Department of Computer Science, Rice University, 6100 Main Street, Houston, TX, 77005, USA.
Human Genome Sequencing Center, Baylor College of Medicine, Houston, TX, 77030, USA.
Nat Commun. 2022 Mar 14;13(1):1321. doi: 10.1038/s41467-022-28852-1.
Infectious disease monitoring on Oxford Nanopore Technologies (ONT) platforms offers rapid turnaround times and low cost. Tracking low frequency intra-host variants provides important insights with respect to elucidating within-host viral population dynamics and transmission. However, given the higher error rate of ONT, accurate identification of intra-host variants with low allele frequencies remains an open challenge with no viable computational solutions available. In response to this need, we present Variabel, a novel approach and first method designed for rescuing low frequency intra-host variants from ONT data alone.
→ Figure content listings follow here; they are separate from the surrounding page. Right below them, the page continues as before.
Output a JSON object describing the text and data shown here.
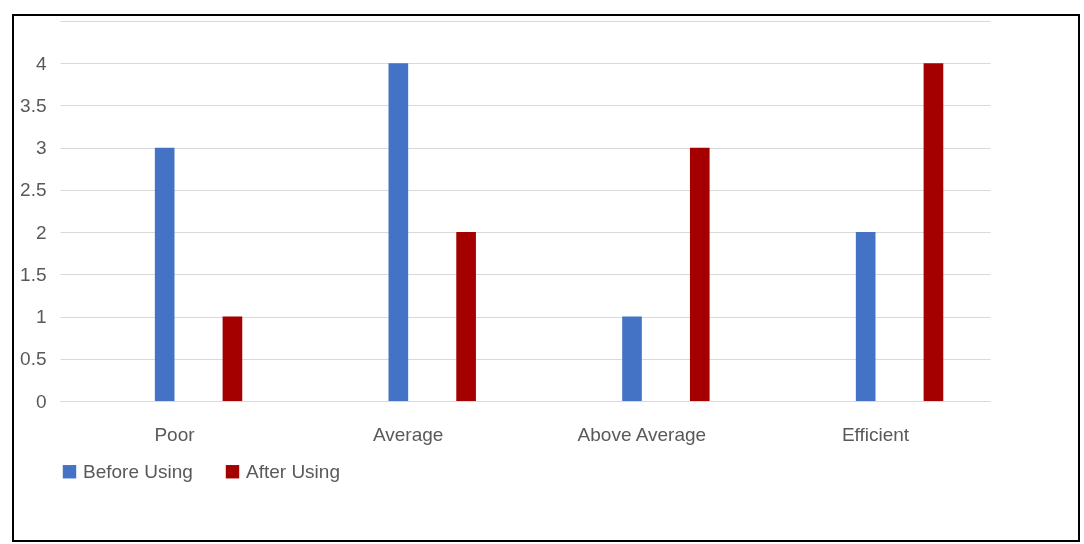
{
  "chart_data": {
    "type": "bar",
    "categories": [
      "Poor",
      "Average",
      "Above Average",
      "Efficient"
    ],
    "series": [
      {
        "name": "Before Using",
        "color": "#4472c4",
        "values": [
          3,
          4,
          1,
          2
        ]
      },
      {
        "name": "After Using",
        "color": "#a50000",
        "values": [
          1,
          2,
          3,
          4
        ]
      }
    ],
    "ylim": [
      0,
      4.5
    ],
    "yticks": [
      0,
      0.5,
      1,
      1.5,
      2,
      2.5,
      3,
      3.5,
      4,
      {
        "value": 4.5,
        "label": null
      }
    ],
    "grid": "y",
    "legend": "bottom"
  }
}
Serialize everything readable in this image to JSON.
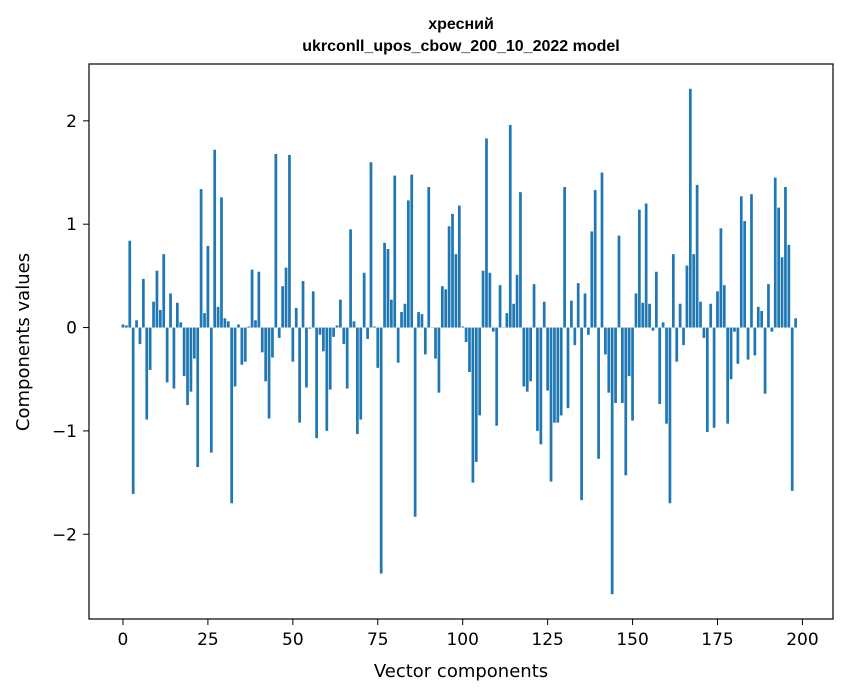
{
  "chart_data": {
    "type": "bar",
    "title": "хресний",
    "subtitle": "ukrconll_upos_cbow_200_10_2022 model",
    "xlabel": "Vector components",
    "ylabel": "Components values",
    "xlim": [
      -10,
      209
    ],
    "ylim": [
      -2.82,
      2.55
    ],
    "xticks": [
      0,
      25,
      50,
      75,
      100,
      125,
      150,
      175,
      200
    ],
    "yticks": [
      -2,
      -1,
      0,
      1,
      2
    ],
    "bar_color": "#1f77b4",
    "grid": false,
    "values": [
      0.03,
      0.02,
      0.84,
      -1.61,
      0.07,
      -0.16,
      0.47,
      -0.89,
      -0.41,
      0.25,
      0.55,
      0.17,
      0.71,
      -0.53,
      0.33,
      -0.59,
      0.24,
      0.05,
      -0.47,
      -0.75,
      -0.62,
      -0.3,
      -1.35,
      1.34,
      0.14,
      0.79,
      -1.21,
      1.72,
      0.2,
      1.26,
      0.09,
      0.06,
      -1.7,
      -0.57,
      0.03,
      -0.36,
      -0.33,
      0.01,
      0.56,
      0.07,
      0.54,
      -0.24,
      -0.52,
      -0.88,
      -0.29,
      1.68,
      -0.1,
      0.4,
      0.58,
      1.67,
      -0.33,
      0.19,
      -0.92,
      0.45,
      -0.58,
      -0.01,
      0.35,
      -1.07,
      -0.07,
      -0.23,
      -1.0,
      -0.6,
      -0.09,
      0.02,
      0.27,
      -0.16,
      -0.59,
      0.95,
      0.06,
      -1.03,
      -0.89,
      0.53,
      -0.11,
      1.6,
      0.01,
      -0.39,
      -2.38,
      0.82,
      0.76,
      0.27,
      1.47,
      -0.34,
      0.15,
      0.23,
      1.23,
      1.48,
      -1.83,
      0.15,
      0.13,
      -0.26,
      1.36,
      0.0,
      -0.3,
      -0.63,
      0.4,
      0.37,
      0.98,
      1.1,
      0.71,
      1.18,
      0.01,
      -0.14,
      -0.43,
      -1.5,
      -1.3,
      -0.85,
      0.55,
      1.83,
      0.53,
      -0.04,
      -0.95,
      0.41,
      0.0,
      0.14,
      1.96,
      0.23,
      0.51,
      1.31,
      -0.57,
      -0.62,
      -0.52,
      0.42,
      -1.0,
      -1.13,
      0.25,
      -0.61,
      -1.49,
      -0.92,
      -0.92,
      -0.85,
      1.36,
      -0.78,
      0.26,
      -0.17,
      0.43,
      -1.67,
      0.33,
      -0.07,
      0.93,
      1.33,
      -1.27,
      1.5,
      -0.26,
      -0.63,
      -2.58,
      -0.73,
      0.89,
      -0.73,
      -1.43,
      -0.47,
      -0.9,
      0.33,
      1.14,
      0.24,
      1.2,
      0.23,
      -0.03,
      0.54,
      -0.74,
      0.05,
      -0.93,
      -1.7,
      0.71,
      -0.33,
      0.23,
      -0.17,
      0.6,
      2.31,
      0.71,
      1.38,
      0.25,
      -0.1,
      -1.01,
      0.23,
      -0.97,
      0.35,
      0.96,
      0.41,
      -0.93,
      -0.5,
      -0.04,
      -0.35,
      1.27,
      1.03,
      -0.31,
      1.29,
      -0.27,
      0.2,
      0.16,
      -0.64,
      0.42,
      -0.04,
      1.45,
      1.16,
      0.68,
      1.36,
      0.8,
      -1.58,
      0.09
    ]
  }
}
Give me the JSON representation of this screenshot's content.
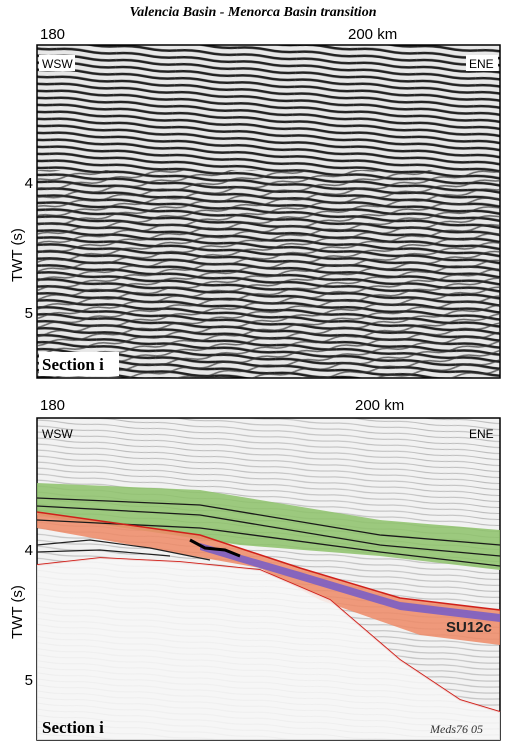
{
  "title": "Valencia Basin - Menorca Basin transition",
  "panels": [
    {
      "x_labels": [
        "180",
        "200 km"
      ],
      "y_labels": [
        "4",
        "5"
      ],
      "y_axis_title": "TWT (s)",
      "left_label": "WSW",
      "right_label": "ENE",
      "section_label": "Section i"
    },
    {
      "x_labels": [
        "180",
        "200 km"
      ],
      "y_labels": [
        "4",
        "5"
      ],
      "y_axis_title": "TWT (s)",
      "left_label": "WSW",
      "right_label": "ENE",
      "section_label": "Section i",
      "unit_label": "SU12c",
      "credit": "Meds76 05"
    }
  ]
}
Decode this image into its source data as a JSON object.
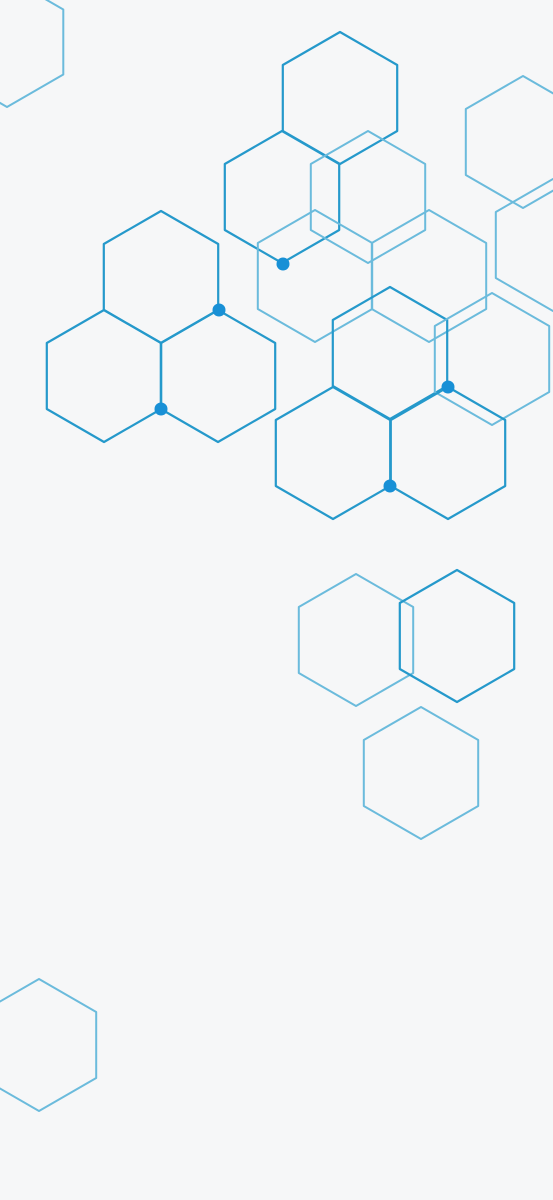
{
  "background": {
    "pattern": "hexagon-outline-pattern",
    "colors": {
      "background": "#f6f7f8",
      "dark_stroke": "#2599cb",
      "light_stroke": "#6bbbdc",
      "node_fill": "#1890d6"
    }
  }
}
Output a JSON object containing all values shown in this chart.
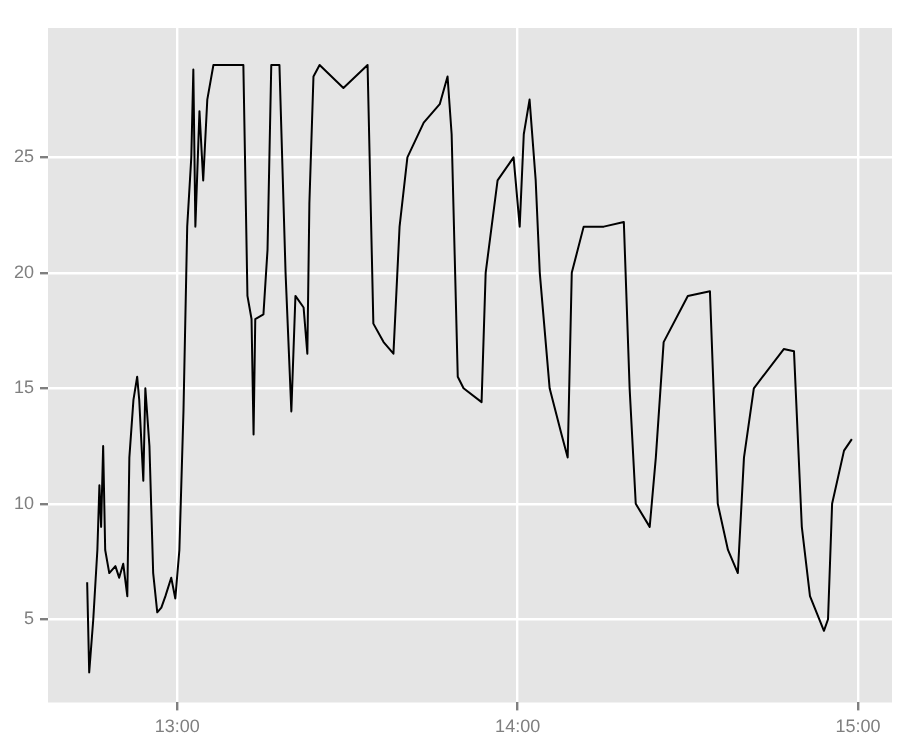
{
  "chart_data": {
    "type": "line",
    "x": [
      12.735,
      12.741,
      12.753,
      12.765,
      12.771,
      12.776,
      12.782,
      12.788,
      12.8,
      12.818,
      12.829,
      12.841,
      12.853,
      12.859,
      12.871,
      12.882,
      12.888,
      12.9,
      12.906,
      12.918,
      12.929,
      12.941,
      12.953,
      12.965,
      12.982,
      12.994,
      13.006,
      13.018,
      13.029,
      13.041,
      13.047,
      13.053,
      13.065,
      13.076,
      13.088,
      13.106,
      13.194,
      13.206,
      13.218,
      13.224,
      13.229,
      13.253,
      13.265,
      13.276,
      13.3,
      13.318,
      13.335,
      13.347,
      13.371,
      13.382,
      13.388,
      13.4,
      13.418,
      13.488,
      13.559,
      13.576,
      13.606,
      13.635,
      13.653,
      13.676,
      13.724,
      13.771,
      13.794,
      13.806,
      13.824,
      13.841,
      13.894,
      13.906,
      13.941,
      13.988,
      14.006,
      14.018,
      14.035,
      14.053,
      14.065,
      14.094,
      14.129,
      14.147,
      14.159,
      14.194,
      14.253,
      14.312,
      14.329,
      14.347,
      14.388,
      14.406,
      14.429,
      14.5,
      14.565,
      14.588,
      14.618,
      14.647,
      14.665,
      14.694,
      14.782,
      14.812,
      14.835,
      14.859,
      14.9,
      14.912,
      14.924,
      14.959,
      14.982
    ],
    "series": [
      {
        "color": "#000000",
        "values": [
          6.6,
          2.7,
          5,
          8,
          10.8,
          9,
          12.5,
          8,
          7,
          7.3,
          6.8,
          7.4,
          6,
          12,
          14.5,
          15.5,
          14.5,
          11,
          15,
          12.5,
          7,
          5.3,
          5.5,
          6,
          6.8,
          5.9,
          8,
          14,
          22,
          25,
          28.8,
          22,
          27,
          24,
          27.5,
          29,
          29,
          19,
          18,
          13,
          18,
          18.2,
          21,
          29,
          29,
          20,
          14,
          19,
          18.5,
          16.5,
          23,
          28.5,
          29,
          28,
          29,
          17.8,
          17,
          16.5,
          22,
          25,
          26.5,
          27.3,
          28.5,
          26,
          15.5,
          15,
          14.4,
          20,
          24,
          25,
          22,
          26,
          27.5,
          24,
          20,
          15,
          13,
          12,
          20,
          22,
          22,
          22.2,
          15,
          10,
          9,
          12,
          17,
          19,
          19.2,
          10,
          8,
          7,
          12,
          15,
          16.7,
          16.6,
          9,
          6,
          4.5,
          5,
          10,
          12.3,
          12.8
        ]
      }
    ],
    "xlim": [
      12.62,
      15.1
    ],
    "xticks": [
      {
        "value": 13,
        "label": "13:00"
      },
      {
        "value": 14,
        "label": "14:00"
      },
      {
        "value": 15,
        "label": "15:00"
      }
    ],
    "ylim": [
      1.4,
      30.6
    ],
    "yticks": [
      5,
      10,
      15,
      20,
      25
    ],
    "grid": true,
    "legend": false,
    "marker": "none",
    "line_style": "solid"
  }
}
We evaluate Variabel on both synthetic data (SARS-CoV-2) and patient derived datasets (Ebola virus, norovirus, SARS-CoV-2); our results show that Variabel can accurately identify low frequency variants below 0.5 allele frequency, outperforming existing state-of-the-art ONT variant callers for this task. Variabel is open-source and available for download at: www.gitlab.com/treangenlab/variabel .
基于牛津纳米孔技术(ONT)平台的传染病监测具有快速周转时间和低成本的优势。跟踪低频率的宿主内变异体提供了重要的见解,有助于阐明宿主内病毒群体动态和传播。然而,鉴于 ONT 的错误率较高,准确识别低频的宿主内变异体仍然是一个尚未解决的挑战,目前还没有可行的计算解决方案。针对这一需求,我们提出了 Variabel,这是一种新颖的方法,也是第一个专门用于从 ONT 数据中单独提取低频宿主内变异体的方法。我们在合成数据(SARS-CoV-2)和患者来源数据集(埃博拉病毒、诺如病毒、SARS-CoV-2)上评估了 Variabel;我们的结果表明,Variabel 可以准确识别低于 0.5 等位基因频率的低频变异体,在这项任务上优于现有的最先进的 ONT 变异体调用器。Variabel 是开源的,并可在以下网址下载:www.gitlab.com/treangenlab/variabel。